Chiudiamo con una citazione dal libro “Ci alleniamo anche se piove? Miserie e splendori del calcio dilettantistico”, da cui abbiamo preso anche le precedenti. Un libro che vi invitiamo a leggere (non è neanche troppo lungo, in un’ora si finisce…) perché sviscera in tutto e per tutto questo mondo troppo spesso lasciato solo, ma che è contiene al suo interno storie incredibili.

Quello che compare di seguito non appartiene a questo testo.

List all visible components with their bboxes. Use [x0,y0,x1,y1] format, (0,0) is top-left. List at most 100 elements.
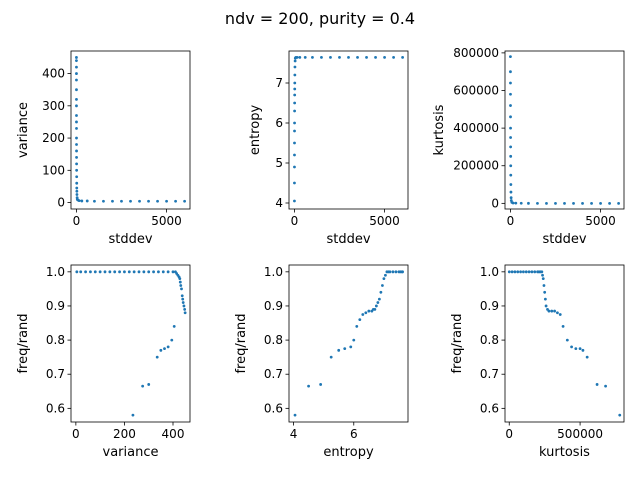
data-point [544,304,548,308]
data-point [352,338,356,342]
data-point [509,173,513,177]
y-tick-label: 200000 [453,159,499,173]
data-point [75,136,78,140]
x-tick: 0 [507,209,514,228]
data-point [509,55,512,59]
data-point [604,384,607,388]
y-tick-label: 7 [275,76,283,90]
data-point [75,156,78,159]
data-point [75,104,78,108]
data-point [75,181,79,185]
data-point [379,290,383,294]
y-tick: 0.8 [480,333,505,347]
data-point [166,270,170,274]
data-point [510,270,514,274]
x-axis-label: entropy [323,445,374,460]
x-tick-label: 200 [113,427,136,441]
data-point [102,199,105,203]
data-point [108,270,112,274]
data-point [89,270,92,274]
data-point [178,280,182,284]
data-point [530,270,534,274]
x-tick-label: 0 [73,214,81,228]
data-point [170,338,174,342]
data-point [329,56,332,59]
data-point [374,304,378,308]
x-tick: 0 [73,209,81,228]
data-point [75,78,78,82]
data-point [123,270,126,274]
data-point [293,65,297,69]
data-point [103,270,107,274]
data-point [75,168,79,172]
data-point [75,143,78,146]
y-tick: 0.7 [264,367,289,381]
x-axis-label: stddev [108,232,152,247]
data-point [179,284,183,287]
y-tick: 0 [491,196,505,210]
x-tick-label: 400 [162,427,185,441]
data-point [401,56,404,59]
x-tick: 500000 [557,422,603,441]
y-tick: 200 [42,131,71,145]
data-point [180,294,184,298]
y-tick: 0.9 [480,299,505,313]
data-point [617,201,620,205]
y-tick: 800000 [453,46,505,60]
data-point [129,199,132,203]
x-tick: 400 [162,422,185,441]
data-points [293,56,404,203]
data-point [293,153,296,157]
data-point [524,270,528,274]
y-tick-label: 0.9 [264,299,283,313]
data-point [361,313,365,316]
x-axis-label: kurtosis [539,445,590,460]
data-point [509,136,512,139]
data-point [561,325,565,328]
y-tick: 5 [275,156,289,170]
axes-frame [288,50,409,210]
data-point [514,201,518,205]
data-point [84,270,87,274]
data-points [75,270,187,417]
data-point [556,311,559,315]
y-tick-label: 1.0 [46,265,65,279]
data-point [394,270,398,274]
data-point [181,297,185,301]
data-point [509,196,513,200]
y-tick: 0.6 [46,401,71,415]
y-tick-label: 0.9 [480,299,499,313]
y-tick-label: 0.7 [46,367,65,381]
data-point [590,201,593,205]
x-tick-label: 0 [72,427,80,441]
data-point [172,325,176,328]
data-point [159,348,163,352]
data-point [343,347,347,351]
y-tick-label: 1.0 [264,265,283,279]
data-point [522,270,525,274]
data-point [320,56,323,59]
data-point [79,270,83,274]
data-point [180,287,183,291]
data-point [152,270,155,274]
y-tick: 0.6 [264,401,289,415]
data-point [581,201,584,205]
data-point [513,270,517,274]
y-tick: 1.0 [480,265,505,279]
data-point [293,109,296,113]
data-point [137,270,141,274]
data-point [543,290,547,294]
data-point [166,345,170,349]
y-tick-label: 0.6 [480,401,499,415]
data-point [365,56,368,59]
data-point [329,355,333,359]
data-point [509,145,513,149]
data-point [349,345,353,349]
data-point [355,325,359,328]
data-point [384,273,387,277]
axes-frame [70,50,191,210]
data-point [183,311,187,315]
data-point [75,126,78,130]
data-point [138,199,141,203]
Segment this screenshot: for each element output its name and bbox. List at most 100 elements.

“Da una parte c’è il calcio del business, il mondo dei professionisti, dei 50mila spettatori, del tutto e subito. Dall’altra, invece, ci siamo noi e il nostro calcio. Un calcio diverso, quel calcio che io, in modo tutt’altro che dispregiativo, definisco povero. Povero perché arriva dal basso e, vuoi o non vuoi, quasi tutti ci devono passare. Qui però, in questa povertà, c’è qualcosa, qualcosa che nemmeno l’altro calcio ha. Nonostante tutto ci stia morendo intorno, nonostante l’interesse abbia prevalso sulla passione, noi ci siamo, e siamo vivi. Siamo vivi in ogni Domenica, quella che tutti – ispirandoci ad Al Pacino – definiamo la “Maledetta Domenica”. Sì, un po’ maledetta lo è. Perché diciamocelo, i calzettoni bucati sul tallone fanno male, e i sassi sul cerchio di centrocampo ti aprono le ginocchia. Maledetta, sì, o meglio maledettamente bella. Perché se sull’aspetto tecnico ne pagano il fisico e i lunedì al lavoro mezzi distrutti, sul piano della passione non c’è niente, e dico niente, che tenga. Perché nel nostro calcio, dimenticato, non c’è nessun valore materiale che ci spinga a continuare, ma lo facciamo, perché siamo innamorati. Perché anche se il massaggiatore di giorno è un falegname e le maglie sono sbiadite da molteplici lavaggi, a noi non importa. Non ci importa perché quei tre giorni a settimana per noi sono tutto. Un tutto che si racchiude in un sogno, un sogno che comincia con degli sconosciuti che poi diventano amici e successivamente si trasformano in una famiglia, quella famiglia che porta in alto per dieci lunghi mesi un sogno cominciato sotto il sole cocente”.